В общем, все продолжалось по-прежнему. Я не хотела уходить, чтобы заняться чем-то «настоящим», и к тому же так и не определилась с тем, что могла бы делать. Бо́льшую часть рабочего времени я проводила в библиотеке, среди студентов, от которых и слышала такие слова, как камнефейс и бррр-бэггер[2]. Так они называли женщин с привлекательным телом и некрасивым лицом, и на Эббот-Кинни такая, на мой взгляд, определенно была одна. Идя за ней следом, я старалась не отставать. Выражение лица, когда она повернулась, чтобы сказать что-то идущему рядом с ней мужчине, было строгое, черты выразительные – выступающий нос и подбородок, но к этому прилагались хорошие волосы и роскошное тело. Она была в коротеньких темно-синих шортах, из которых скромно выглядывали краешки ягодиц. Меня даже потянуло дотронуться до них. Все, что она говорила, проходило через фильтр осознания привлекательности ее задницы, и слова представлялись как приложение и обрамление заключенного в шорты великолепия. Сама она в некотором смысле служила носителем для шорт и задницы. Идя по тротуару, она слегка пританцовывала и трогала волосы. Ее спутник был не лучше. Он не только задавал дурацкие вопросы: «Вы давно здесь живете?» и «Вам нравится?», но и пользовался каждым случаем ради демонстрации собственной крутости. Зачем они вообще разговаривали? Зачем тратили на это время? Почему не трахались прямо здесь, открыто и у всех на виду? Весь этот перформанс был не более чем контейнером для чего-то еще. Это и была пустота, ничтожность.

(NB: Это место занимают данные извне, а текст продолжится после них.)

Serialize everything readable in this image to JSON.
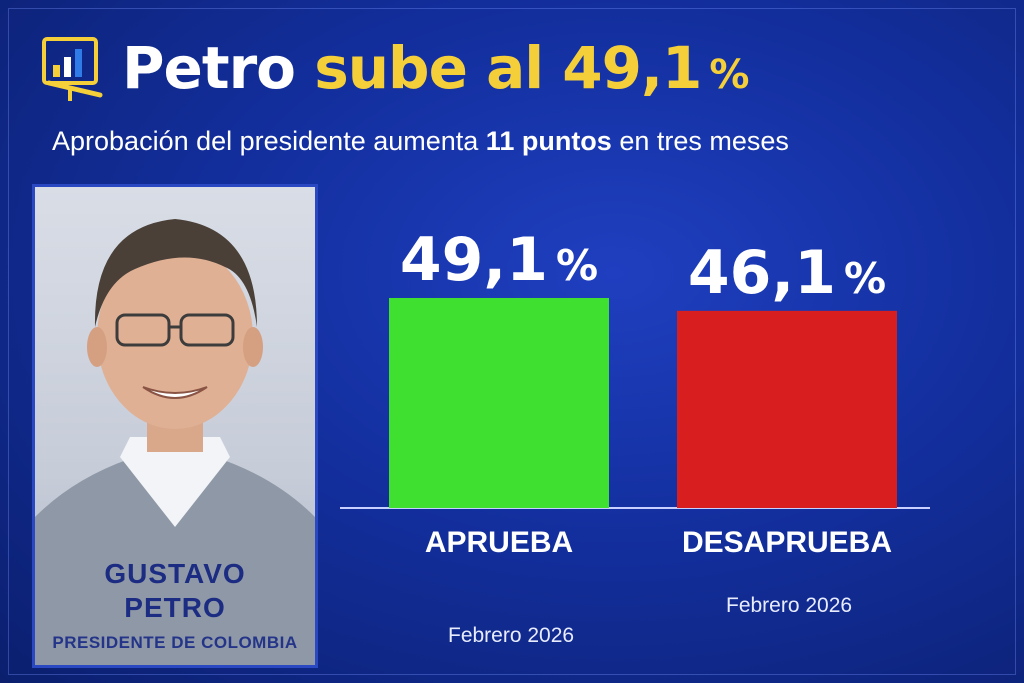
{
  "header": {
    "title_part1": "Petro",
    "title_part2": "sube al 49,1",
    "title_pct": "%",
    "icon": "bar-chart-icon"
  },
  "subtitle": {
    "part1": "Aprobación del presidente aumenta ",
    "part2": "11 puntos",
    "part3": " en tres meses"
  },
  "portrait": {
    "name_line1": "GUSTAVO",
    "name_line2": "PETRO",
    "role": "PRESIDENTE DE COLOMBIA"
  },
  "colors": {
    "approve": "#3fe02f",
    "disapprove": "#d81e1e",
    "title_accent": "#f4cf3a",
    "background": "#132f9e"
  },
  "chart_data": {
    "type": "bar",
    "categories": [
      "APRUEBA",
      "DESAPRUEBA"
    ],
    "values": [
      49.1,
      46.1
    ],
    "value_labels": [
      "49,1",
      "46,1"
    ],
    "unit": "%",
    "dates": [
      "Febrero 2026",
      "Febrero 2026"
    ],
    "title": "",
    "xlabel": "",
    "ylabel": ""
  }
}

Конечно, в сравнении с большой ничтожностью – пустотой, отсутствием четкого и ясного смысла в жизни, тем фактом, что никто из нас не ведал, что здесь происходит, – это было по крайней мере что-то. Их участие в танце вознесения дурацкого ресторана к вершине значимости, обсуждение чайного гриба, придание значимости мимолетному, шорты – все это было посланием пустоте и ничтожности: да пошла ты. С другой стороны, эти детали были симптомами их неосведомленности относительно пустоты. Неужели они настолько не замечали ее, что вот такие вещи могли что-то значить?
Возможно ли, чтобы все пребывали в неведении? Возможно ли, что осознание великого ничто, войда, приходит к нам, может быть, однажды или дважды, например на прощании с кем-то очень близким, когда ты выходишь из похоронного зала и на кратчайший миг само твое существование теряет вдруг смысл. Или такое случается в плохом грибном трипе, когда твои товарищи кажутся пластиковыми? Возможно ли, что на этой земле есть люди, которые ни разу не останавливались хотя бы на мгновение, чтобы сказать: а что есть все?
Существуют такие люди или нет, никто из них в ту секунду этот вопрос не задавал. Тошнило их от незнания того, зачем мы здесь и кто мы есть, или нет, в любом случае они сознательно и вполне благополучно этот вопрос игнорировали. А может, были просто глупы. Ах, этот сладкий дар глупости! Я так завидовала им.
Но вообще-то я знала, что все сводится к ее шортам. Все ответы заключались в линии задницы, она затмевала все и была общим знаменателем всех страхов, всего ничто, всего непознанного. Во всем этом она была сама по себе. Она просто существовала, как будто жить – это вот так легко. Ей даже делать ничего было не надо, но она просто заправляла всем этим шоу. Все диалоги начинались и заканчивались на линии задницы. Направление их вечера, их разговор и даже в некотором смысле вселенная – все заканчивалось там. Вселенная. Я ненавидела их.
Ненавидела их легкость во всем. Ненавидела их дефицит одиночества. Ненавидела их понимание времени как чего-то лениво растянувшегося вдаль, чего-то, с чем можно играть, как будто для них никогда не наступит поздно – ни сегодня, ни в жизни вообще. Я даже не знала, кем возмущалась больше: мужчиной или женщиной.